Diffusion Models for Generating Ballistic Spacecraft Trajectories
Tyler Presser, Agnimitra Dasgupta, Daniel Erwin, Assad Oberai
TL;DR
The paper tackles the challenge of generating feasible ballistic spacecraft trajectories using diffusion models. It introduces a score-based diffusion framework trained on Earth–Mars transfers solved by Lambert’s problem, enabling the generation of new, physically plausible trajectories without conditioning inputs. A key contribution is the Defect RMS Number (DRN) and its equivalent (EDRN) for evaluating trajectory feasibility across time resolutions, along with ablation studies on model size and temporal resolution. Empirical results show diffusion-generated trajectories closely resemble the training data and respect two-body dynamics, with initial/final velocity errors around $100\ \mathrm{m/s}$ and DRN on the order of $10^{-3}$, suggesting diffusion models can provide valuable initial guesses for traditional optimization pipelines. The work lays the groundwork for conditional extensions and integration with more complex dynamics, positioning diffusion-based trajectory design as a scalable, rapid tool for preliminary mission design and exploration.
Abstract
Generative modeling has drawn much attention in creative and scientific data generation tasks.
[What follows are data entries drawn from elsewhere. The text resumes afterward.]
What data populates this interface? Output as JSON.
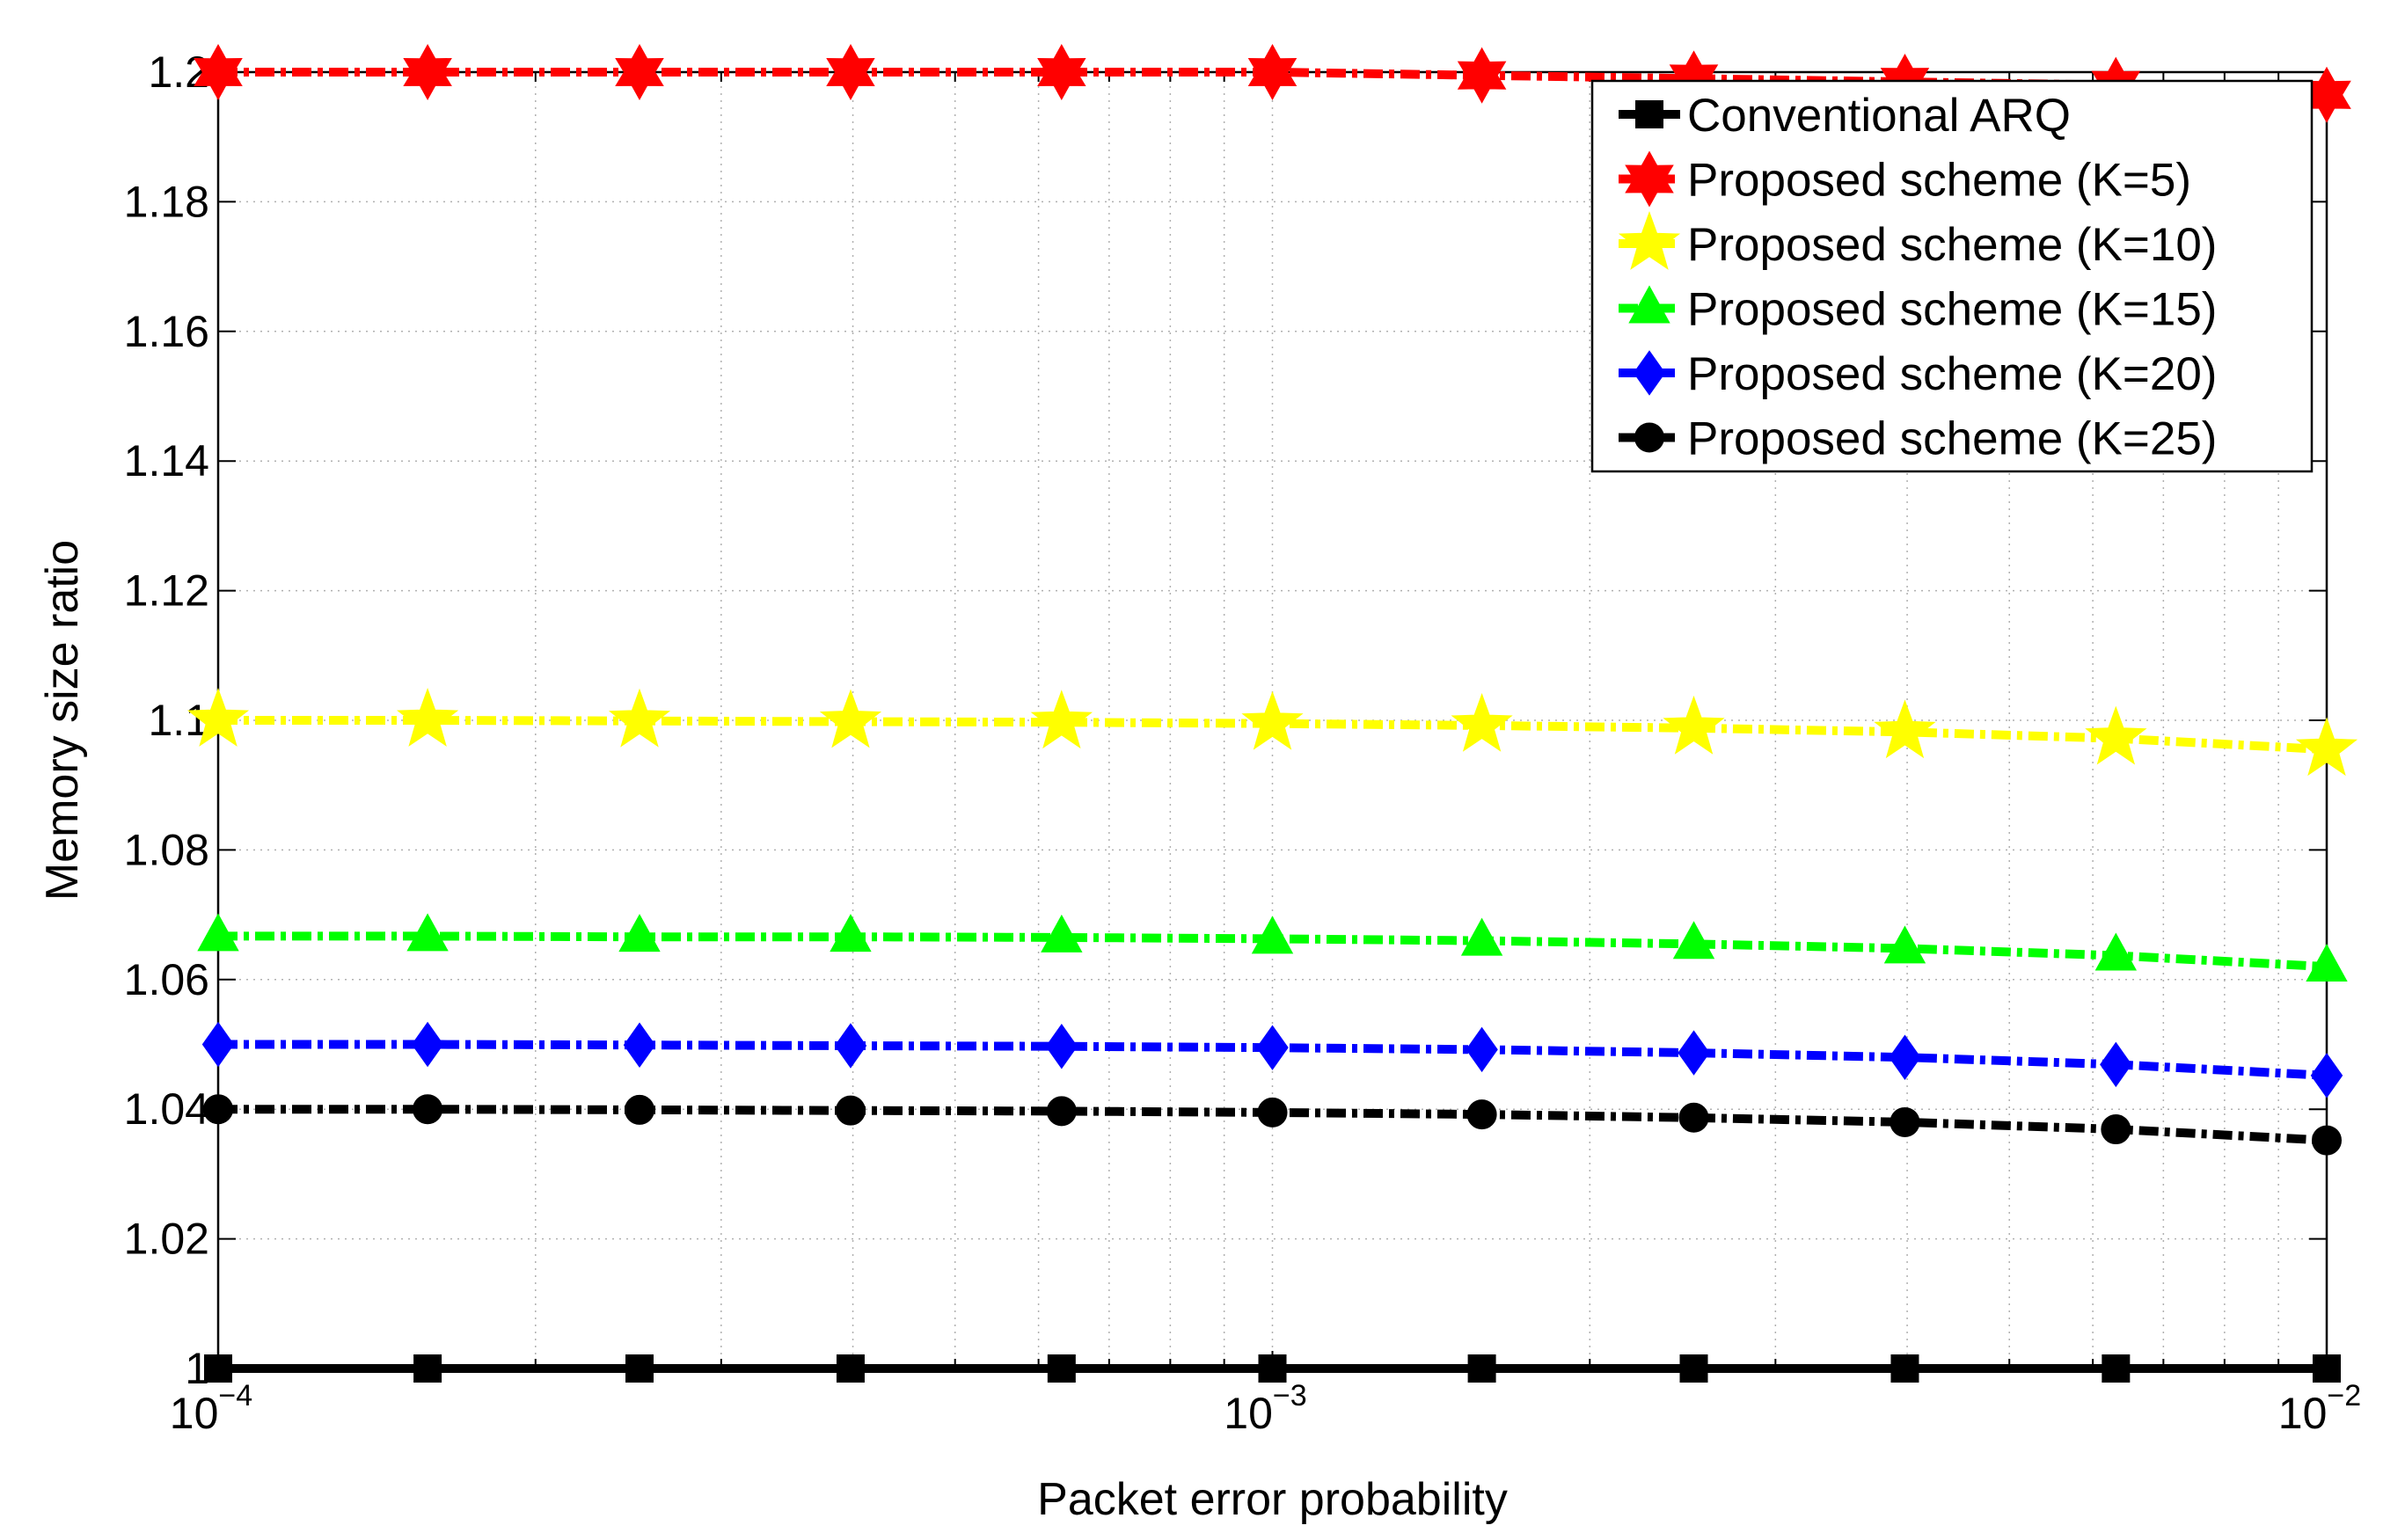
{
  "chart_data": {
    "type": "line",
    "title": "",
    "xlabel": "Packet error probability",
    "ylabel": "Memory size ratio",
    "xscale": "log",
    "xlim": [
      0.0001,
      0.01
    ],
    "ylim": [
      1.0,
      1.2
    ],
    "grid": true,
    "legend_position": "top-right",
    "x_ticks": [
      {
        "base": "10",
        "exp": "−4"
      },
      {
        "base": "10",
        "exp": "−3"
      },
      {
        "base": "10",
        "exp": "−2"
      }
    ],
    "y_ticks": [
      "1",
      "1.02",
      "1.04",
      "1.06",
      "1.08",
      "1.1",
      "1.12",
      "1.14",
      "1.16",
      "1.18",
      "1.2"
    ],
    "x": [
      0.0001,
      0.000158,
      0.000251,
      0.000398,
      0.000631,
      0.001,
      0.00158,
      0.00251,
      0.00398,
      0.00631,
      0.01
    ],
    "series": [
      {
        "name": "Conventional ARQ",
        "color": "#000000",
        "marker": "square",
        "style": "solid",
        "values": [
          1.0,
          1.0,
          1.0,
          1.0,
          1.0,
          1.0,
          1.0,
          1.0,
          1.0,
          1.0,
          1.0
        ]
      },
      {
        "name": "Proposed scheme (K=5)",
        "color": "#ff0000",
        "marker": "hexagram",
        "style": "dashdot",
        "values": [
          1.2,
          1.2,
          1.2,
          1.2,
          1.2,
          1.2,
          1.1995,
          1.199,
          1.1985,
          1.198,
          1.1965
        ]
      },
      {
        "name": "Proposed scheme (K=10)",
        "color": "#ffff00",
        "marker": "pentagram",
        "style": "dashdot",
        "values": [
          1.1,
          1.1,
          1.0999,
          1.0998,
          1.0997,
          1.0995,
          1.0992,
          1.0988,
          1.0982,
          1.0972,
          1.0955
        ]
      },
      {
        "name": "Proposed scheme (K=15)",
        "color": "#00ff00",
        "marker": "triangle",
        "style": "dashdot",
        "values": [
          1.0667,
          1.0667,
          1.0666,
          1.0666,
          1.0665,
          1.0663,
          1.066,
          1.0655,
          1.0648,
          1.0637,
          1.062
        ]
      },
      {
        "name": "Proposed scheme (K=20)",
        "color": "#0000ff",
        "marker": "diamond",
        "style": "dashdot",
        "values": [
          1.05,
          1.05,
          1.0499,
          1.0498,
          1.0497,
          1.0495,
          1.0492,
          1.0487,
          1.048,
          1.0469,
          1.0452
        ]
      },
      {
        "name": "Proposed scheme (K=25)",
        "color": "#000000",
        "marker": "circle",
        "style": "dashdot",
        "values": [
          1.04,
          1.04,
          1.0399,
          1.0398,
          1.0397,
          1.0395,
          1.0392,
          1.0387,
          1.038,
          1.0369,
          1.0352
        ]
      }
    ]
  }
}
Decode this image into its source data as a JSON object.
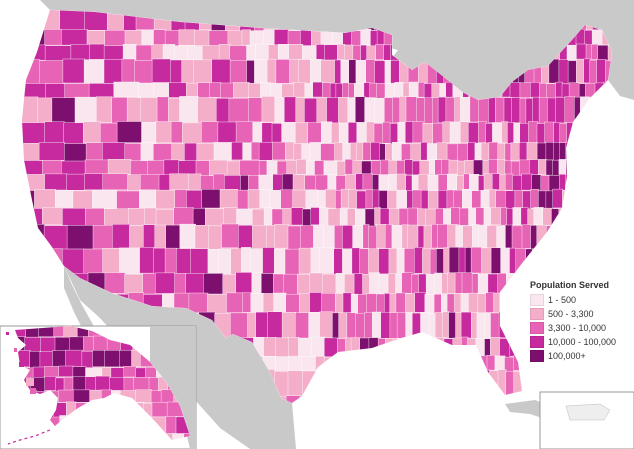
{
  "legend": {
    "title": "Population Served",
    "items": [
      {
        "label": "1 - 500",
        "color": "#f9e6ef"
      },
      {
        "label": "500 - 3,300",
        "color": "#f4aec9"
      },
      {
        "label": "3,300 - 10,000",
        "color": "#e763b5"
      },
      {
        "label": "10,000 - 100,000",
        "color": "#c62a9e"
      },
      {
        "label": "100,000+",
        "color": "#7d0f6e"
      }
    ]
  },
  "colors": {
    "background": "#ffffff",
    "land_outside": "#c9c9c9",
    "water": "#ffffff",
    "mosaic_palette": [
      "#f9e6ef",
      "#f4aec9",
      "#e763b5",
      "#c62a9e",
      "#7d0f6e"
    ]
  }
}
Score-based Diffusion Models, a type of generative model that iteratively learns to denoise data, have shown state-of-the-art results on tasks such as image generation, multivariate time series forecasting, and robotic trajectory planning. Using score-based diffusion models, this work implements a novel generative framework to generate ballistic transfers from Earth to Mars. We further analyze the model's ability to learn the characteristics of the original dataset and its ability to produce transfers that follow the underlying dynamics. Ablation studies were conducted to determine how model performance varies with model size and trajectory temporal resolution. In addition, a performance benchmark is designed to assess the generative model's usefulness for trajectory design, conduct model performance comparisons, and lay the groundwork for evaluating different generative models for trajectory design beyond diffusion. The results of this analysis showcase several useful properties of diffusion models that, when taken together, can enable a future system for generative trajectory design powered by diffusion models.